Nous organisons depuis trois ans des job datings, dont le dernier en date a eu lieu le 7 mars. Il a été fréquenté par 120 candidats et 25 recruteurs qui proposaient plus d'une centaine de postes à pourvoir. Nous œuvrons, par ailleurs, avec le GE64, le groupement d'employeurs Pays basque-Béarn, pour faciliter la pluri-activité entre entreprises et accompagner les salariés en pluri-compétences pour consolider l'emploi local à l'année. Le groupement propose et gère une convention tripartite de contrat de travail, entre l'entreprise, le groupement et le salarié. Ce dernier est employé en CDI par le groupement et partage son temps entre différents postes. Imaginée pour le partage de ressources humaines entre les secteurs agricole et agroalimentaire, nous étendons cette solution au secteur du tourisme depuis 2012.

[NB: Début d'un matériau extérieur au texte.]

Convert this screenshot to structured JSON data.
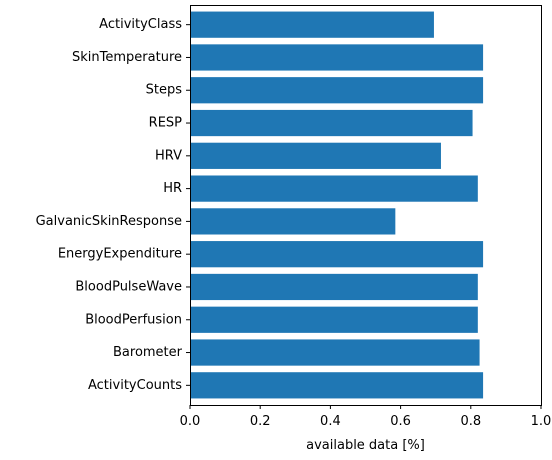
{
  "chart_data": {
    "type": "bar",
    "orientation": "horizontal",
    "categories": [
      "ActivityClass",
      "SkinTemperature",
      "Steps",
      "RESP",
      "HRV",
      "HR",
      "GalvanicSkinResponse",
      "EnergyExpenditure",
      "BloodPulseWave",
      "BloodPerfusion",
      "Barometer",
      "ActivityCounts"
    ],
    "values": [
      0.695,
      0.835,
      0.835,
      0.805,
      0.715,
      0.82,
      0.585,
      0.835,
      0.82,
      0.82,
      0.825,
      0.835
    ],
    "xlabel": "available data [%]",
    "ylabel": "",
    "xlim": [
      0.0,
      1.0
    ],
    "xticks": [
      "0.0",
      "0.2",
      "0.4",
      "0.6",
      "0.8",
      "1.0"
    ],
    "grid": false,
    "bar_color": "#1f77b4"
  }
}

Ce dispositif permet à un salarié de partager son temps entre des entreprises de deux filières en fonction de la saison, mais aussi au sein de la même filière. Ainsi, une femme de chambre, un métier en forte tension, peut être employé par deux hôtels et un webmaster gérer les sites d'un musée et d'un hôtel. Sur le logement spécifiquement, nous venons de démarrer une enquête pour quantifier les logements sous-occupés une partie de l'année pour trouver des solutions sur la zone côtière, mais pas uniquement. Les stations et communes touristiques - on en compte 16 sur notre territoire - ont d'ailleurs l'obligation de proposer des logements pour les saisonniers sous peine de se voir retirer ce label attribué pour douze ans.
(*) Depuis décembre 2021, la durée minimale de travail pour recharger les droits à l'allocation chômage des saisonniers est passé de quatre à six mois sur les 24 derniers mois pour quatre mois d'indemnisation contre six mois auparavant.